Vinyl and linoleum are often believed to be different names for the same thing. One reason for this could be because they look very similar; another is that to a large extent, vinyl took over the market from linoleum in the 1950’s, leading many people to believe that it is an upgraded version of the latter.
Vinyl and linoleum are actually distinctly different, although they do share many similar properties – namely, that they are both very durable and easy to care for, as well as being sound-insulating and soft underfoot. They also both come in a wide range of styles and colours.

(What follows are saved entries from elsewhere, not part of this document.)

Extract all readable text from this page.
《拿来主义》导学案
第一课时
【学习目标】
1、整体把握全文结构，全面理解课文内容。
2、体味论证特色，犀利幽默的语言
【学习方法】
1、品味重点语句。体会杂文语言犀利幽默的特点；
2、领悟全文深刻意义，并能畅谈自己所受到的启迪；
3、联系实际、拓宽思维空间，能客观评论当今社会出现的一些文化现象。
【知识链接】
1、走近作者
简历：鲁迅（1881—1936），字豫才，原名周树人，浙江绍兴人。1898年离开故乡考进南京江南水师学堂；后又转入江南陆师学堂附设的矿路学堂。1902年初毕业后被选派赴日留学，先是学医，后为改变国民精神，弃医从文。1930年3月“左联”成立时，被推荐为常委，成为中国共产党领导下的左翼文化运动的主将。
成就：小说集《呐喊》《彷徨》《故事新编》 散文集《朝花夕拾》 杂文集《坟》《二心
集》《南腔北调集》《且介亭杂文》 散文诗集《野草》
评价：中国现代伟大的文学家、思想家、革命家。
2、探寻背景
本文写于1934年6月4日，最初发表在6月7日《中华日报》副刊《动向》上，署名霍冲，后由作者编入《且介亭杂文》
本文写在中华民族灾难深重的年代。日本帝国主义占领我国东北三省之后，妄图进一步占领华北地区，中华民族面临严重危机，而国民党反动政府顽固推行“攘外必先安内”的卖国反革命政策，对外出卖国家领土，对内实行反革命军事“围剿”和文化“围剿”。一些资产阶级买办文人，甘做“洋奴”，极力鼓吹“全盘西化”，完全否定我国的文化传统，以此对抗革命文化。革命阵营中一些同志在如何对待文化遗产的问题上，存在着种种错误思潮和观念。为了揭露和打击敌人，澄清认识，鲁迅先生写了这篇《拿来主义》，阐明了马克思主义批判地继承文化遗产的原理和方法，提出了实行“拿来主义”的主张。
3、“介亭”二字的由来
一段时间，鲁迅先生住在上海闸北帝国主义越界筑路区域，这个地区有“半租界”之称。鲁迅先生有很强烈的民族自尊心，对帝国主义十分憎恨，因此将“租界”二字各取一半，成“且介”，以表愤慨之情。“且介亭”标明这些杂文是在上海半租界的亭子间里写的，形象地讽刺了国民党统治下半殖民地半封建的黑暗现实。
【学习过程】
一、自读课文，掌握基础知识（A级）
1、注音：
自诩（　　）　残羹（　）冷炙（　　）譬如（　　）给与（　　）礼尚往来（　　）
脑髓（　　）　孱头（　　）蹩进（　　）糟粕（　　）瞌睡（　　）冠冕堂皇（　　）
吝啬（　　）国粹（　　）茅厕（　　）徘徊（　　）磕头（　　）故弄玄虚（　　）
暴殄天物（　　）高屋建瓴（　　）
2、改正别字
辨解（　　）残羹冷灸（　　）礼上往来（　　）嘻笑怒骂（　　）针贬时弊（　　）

Differences Between Vinyl and Linoleum
The key difference between them is that linoleum is a completely natural product whereas vinyl is a synthetic material derived from petroleum. This leads to differences in several points:
Although vinyl effectively replaced linoleum in the 1950’s, the latter is now making a comeback as society becomes more aware of environmental issues. Linoleum is a great choice for sustainable flooring because it is made of completely natural materials which come from renewable sources and are 100% biodegradable. Any left-over or waster products from the manufacturing process can be re-used in future productions and when the linoleum flooring is eventually disposed of, it will not sit in landfills for thousands of years.
Note, however, that studies have shown vinyl actually has the same or even less impact on the environment as linoleum due to the fact its durability and long use means that the total amount of replacement and waste materials generated is reduced. Some studies also claim that vinyl is actually less energy-consumptive in its manufacture, transport and installation than linoleum, whilst others claim that scrap vinyl is often recycled into new vinyl.
Energy-uses aside, however, vinyl still falls behind linoleum in using petroleum products as opposed to natural ones. This means that not only is it using a non-renewable resource which consumes vast amounts of energy in its processing and releases copious amounts of pollutants into the atmosphere, it is ultimately non-biodegradable, adding to the already-serious waste problem.